# Trotting behaviour
The purpose of this notebook is to teach how to move to a policy that has learned to _stand_. 
It is the first step towards walking, and usually manifests with a policy that moves around dragging its feet (-> shuffling around) or that moves with little rythmic jumps (-> trotting).
In this case we have obtained the latter result, that we hope to refine into proper walking with the next notebook.
Again, we will provide a training and an evaluation section, along with the reward function and the "stand" policy

In [3]:
import time
import numpy as np
from stable_baselines3 import PPO

import sys
import os

# Start from the current working directory (where notebook is)
cwd = os.getcwd()

# Go two levels up (to the "grandparent")
grandparent_dir = os.path.abspath(os.path.join(cwd, "..", ".."))

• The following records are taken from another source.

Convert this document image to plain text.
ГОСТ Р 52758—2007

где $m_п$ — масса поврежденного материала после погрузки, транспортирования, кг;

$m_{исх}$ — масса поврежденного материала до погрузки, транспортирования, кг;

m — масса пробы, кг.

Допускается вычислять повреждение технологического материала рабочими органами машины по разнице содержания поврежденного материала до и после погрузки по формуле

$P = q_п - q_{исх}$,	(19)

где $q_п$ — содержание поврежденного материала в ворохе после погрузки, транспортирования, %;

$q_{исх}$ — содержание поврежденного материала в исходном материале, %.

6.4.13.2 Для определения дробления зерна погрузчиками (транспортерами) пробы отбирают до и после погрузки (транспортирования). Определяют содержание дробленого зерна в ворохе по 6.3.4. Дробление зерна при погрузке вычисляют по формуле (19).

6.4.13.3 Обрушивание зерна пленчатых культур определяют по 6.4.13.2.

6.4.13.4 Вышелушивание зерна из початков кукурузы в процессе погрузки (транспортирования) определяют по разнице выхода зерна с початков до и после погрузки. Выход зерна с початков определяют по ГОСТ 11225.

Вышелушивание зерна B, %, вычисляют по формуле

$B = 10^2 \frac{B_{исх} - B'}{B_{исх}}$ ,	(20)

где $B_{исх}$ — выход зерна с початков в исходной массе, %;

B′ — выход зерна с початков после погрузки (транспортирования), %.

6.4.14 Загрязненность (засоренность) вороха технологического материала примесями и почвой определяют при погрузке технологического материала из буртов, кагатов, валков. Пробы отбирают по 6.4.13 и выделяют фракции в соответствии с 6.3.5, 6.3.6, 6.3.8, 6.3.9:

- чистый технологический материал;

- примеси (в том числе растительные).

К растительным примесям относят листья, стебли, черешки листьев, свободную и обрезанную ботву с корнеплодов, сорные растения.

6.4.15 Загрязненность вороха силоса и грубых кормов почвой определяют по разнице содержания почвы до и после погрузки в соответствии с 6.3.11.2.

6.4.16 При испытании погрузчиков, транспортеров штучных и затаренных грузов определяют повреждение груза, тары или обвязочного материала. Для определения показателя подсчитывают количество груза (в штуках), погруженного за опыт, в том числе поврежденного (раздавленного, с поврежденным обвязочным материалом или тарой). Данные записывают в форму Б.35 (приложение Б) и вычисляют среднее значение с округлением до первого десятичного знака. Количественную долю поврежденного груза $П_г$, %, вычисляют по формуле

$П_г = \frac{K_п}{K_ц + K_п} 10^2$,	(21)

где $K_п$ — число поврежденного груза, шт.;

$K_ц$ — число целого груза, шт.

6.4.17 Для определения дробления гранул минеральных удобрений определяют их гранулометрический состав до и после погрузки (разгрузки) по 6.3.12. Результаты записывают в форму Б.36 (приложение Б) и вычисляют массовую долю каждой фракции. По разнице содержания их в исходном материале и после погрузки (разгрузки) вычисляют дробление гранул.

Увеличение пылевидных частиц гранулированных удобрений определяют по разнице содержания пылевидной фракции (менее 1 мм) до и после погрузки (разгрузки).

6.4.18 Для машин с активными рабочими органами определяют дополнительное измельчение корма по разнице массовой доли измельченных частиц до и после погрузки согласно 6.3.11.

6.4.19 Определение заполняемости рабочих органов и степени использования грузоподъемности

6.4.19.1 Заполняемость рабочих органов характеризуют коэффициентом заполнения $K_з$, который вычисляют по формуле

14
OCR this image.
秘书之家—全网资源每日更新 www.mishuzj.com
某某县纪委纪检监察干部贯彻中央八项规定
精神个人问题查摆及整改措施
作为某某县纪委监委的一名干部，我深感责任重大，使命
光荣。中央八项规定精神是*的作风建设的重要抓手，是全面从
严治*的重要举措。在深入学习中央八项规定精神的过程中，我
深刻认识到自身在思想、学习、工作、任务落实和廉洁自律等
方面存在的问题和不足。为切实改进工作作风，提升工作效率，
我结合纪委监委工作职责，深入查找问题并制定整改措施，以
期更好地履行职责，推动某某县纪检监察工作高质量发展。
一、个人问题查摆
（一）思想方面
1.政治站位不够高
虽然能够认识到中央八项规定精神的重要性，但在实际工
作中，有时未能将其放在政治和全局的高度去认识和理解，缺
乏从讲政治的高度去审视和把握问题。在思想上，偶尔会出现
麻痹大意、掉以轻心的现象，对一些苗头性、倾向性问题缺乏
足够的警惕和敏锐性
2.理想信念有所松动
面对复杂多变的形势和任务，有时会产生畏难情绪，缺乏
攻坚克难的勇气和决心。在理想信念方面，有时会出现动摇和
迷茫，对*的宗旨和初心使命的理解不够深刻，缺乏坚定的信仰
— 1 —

# Add to sys.path if not already there
if grandparent_dir not in sys.path:
    sys.path.insert(0, grandparent_dir)

from SpotmicroEnv import SpotmicroEnv
from reward_function import reward_function, RewardState

# Training
The training process is functionally the same we have encountered in the "standing" notebook. The reward funciton for this purpose, however, is much more complex than the one we havve seen in that notebook, since the final goal is much more complex now.

## Reward function
The reward function for this notebook was designed with the goal of moving a policy that wants to stand still in mind. 
We want to reward following specific directions, but we need to reward any motion above everything else. For this reason, the only reward in the reward function is that deriving from the optimal tracking of the reference velocity. All other components are penalties, whose weight add up to sligh0lty less than the weight of the reward. This is done to avoid any "suicide" from the robot, that might find a local optimum in "cutting all penalties short by terminating early".

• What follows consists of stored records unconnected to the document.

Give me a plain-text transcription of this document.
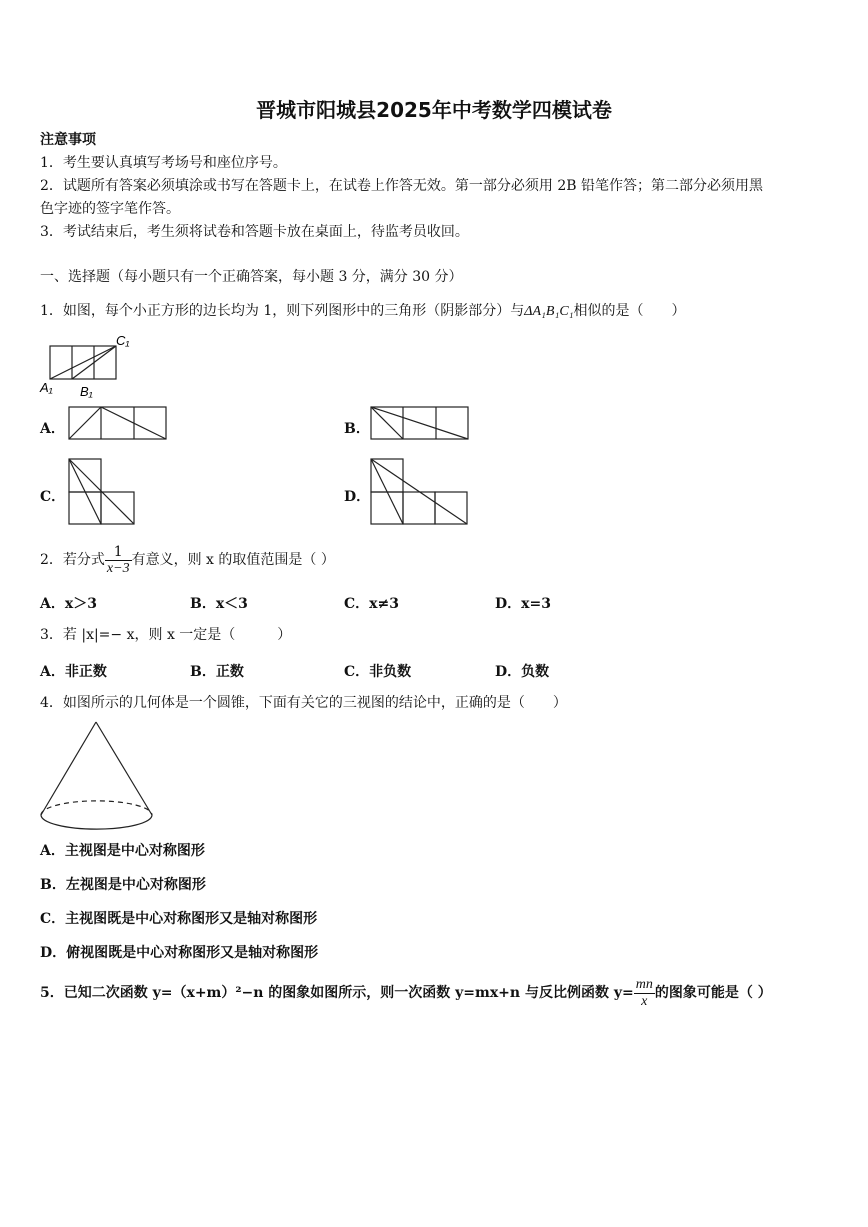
晋城市阳城县2025年中考数学四模试卷
注意事项
1．考生要认真填写考场号和座位序号。
2．试题所有答案必须填涂或书写在答题卡上，在试卷上作答无效。第一部分必须用 2B 铅笔作答；第二部分必须用黑
色字迹的签字笔作答。
3．考试结束后，考生须将试卷和答题卡放在桌面上，待监考员收回。
一、选择题（每小题只有一个正确答案，每小题 3 分，满分 30 分）
1．如图，每个小正方形的边长均为 1，则下列图形中的三角形（阴影部分）与ΔA₁B₁C₁相似的是（　　）
C₁
A₁ B₁
A．	B．
C．	D．
2．若分式 $\frac{1}{x-3}$ 有意义，则 x 的取值范围是（ ）
A．x＞3	B．x＜3	C．x≠3	D．x=3
3．若 |x|=− x，则 x 一定是（　　　）
A．非正数	B．正数	C．非负数	D．负数
4．如图所示的几何体是一个圆锥，下面有关它的三视图的结论中，正确的是（　　）
A．主视图是中心对称图形
B．左视图是中心对称图形
C．主视图既是中心对称图形又是轴对称图形
D．俯视图既是中心对称图形又是轴对称图形
5．已知二次函数 y=（x+m）²−n 的图象如图所示，则一次函数 y=mx+n 与反比例函数 $y= \frac{mn}{x}$ 的图象可能是（ ）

The penalties ensure that the robot:
- Follows reference angular velocity
- Stays at a proper height and with a proper posture
- Does not drift from the target direction
- Uses as much small action as possible
- Stays as much close to the homing position as possible

In [4]:
from stable_baselines3.common.callbacks import CheckpointCallback
from stable_baselines3.common.env_checker import check_env
from stable_baselines3.common.logger import configure

# ========= CONFIG ==========
TOTAL_STEPS = 13_000_000
run = "trot"
base="stand"

log_dir = f"./logs/{run}"

def clipped_linear_schedule(initial_value, min_value=1e-5):
    def schedule(progress_remaining):
        return max(progress_remaining * initial_value, min_value)
    return schedule

checkpoint_callback = CheckpointCallback(
    save_freq=TOTAL_STEPS // 13,
    save_path=f"{run}_checkpoints",
    name_prefix=f"ppo_{run}"
)

# ========= ENV ==========
env = SpotmicroEnv(
    use_gui=False,
    reward_fn=reward_function, 
    reward_state=RewardState(),
    src_save_file=f"{base}.pkl",
    dest_save_file=f"{run}.pkl"
)
check_env(env, warn=True)

# ========= MODEL ==========
model = PPO.load(f"ppo_{base}")
model.set_env(env)
model.tensorboard_log = log_dir

# Custom logger: ONLY csv + tensorboard (no stdout table)
new_logger = configure(log_dir, ["csv", "tensorboard"])
model.set_logger(new_logger)



In [2]:
%load_ext tensorboard
%tensorboard --logdir ./logs

In [None]:
model.learn(
    total_timesteps=TOTAL_STEPS,
    reset_num_timesteps=False,
    callback=checkpoint_callback
)
model.save(f"ppo_{run}")
env.close()

# Evaluation
The evaluation process is exaclty the same as shown in the walking notebook.

## Results
The resulting policy exhibit promising behaviour, that closely resembles walking ans only has to be refined and made robust ahainst rougher terrains. 

In [2]:
policy = "trot"

env = SpotmicroEnv(
    use_gui=True, 
    reward_fn=reward_function,
    reward_state=RewardState(),
    src_save_file=f"{policy}.pkl"
    )
obs, _ = env.reset()

# === Load model ===
model = PPO.load(f"ppo_{policy}", device = 'cpu')
#model = PPO.load(f"{policy}_checkpoints/ppo_{policy}_16001216_steps")

# === Run rollout ===
for _ in range(3001):
    action, _ = model.predict(obs, deterministic=True)
    obs, reward, terminated, truncated, info = env.step(action)

    if terminated or truncated:
        print("Terminated")
        env.plot_reward_components()
        obs, _ = env.reset()
    time.sleep(1/60)

env.close()

error: Cannot load URDF file.

# Next steps
The next step is to refine this policy and make the "step" movement more natural and more robust. This will be done by modelling a rough terrain to train the robot on, so that the policy has to lift the leg more, and be more cautious overall.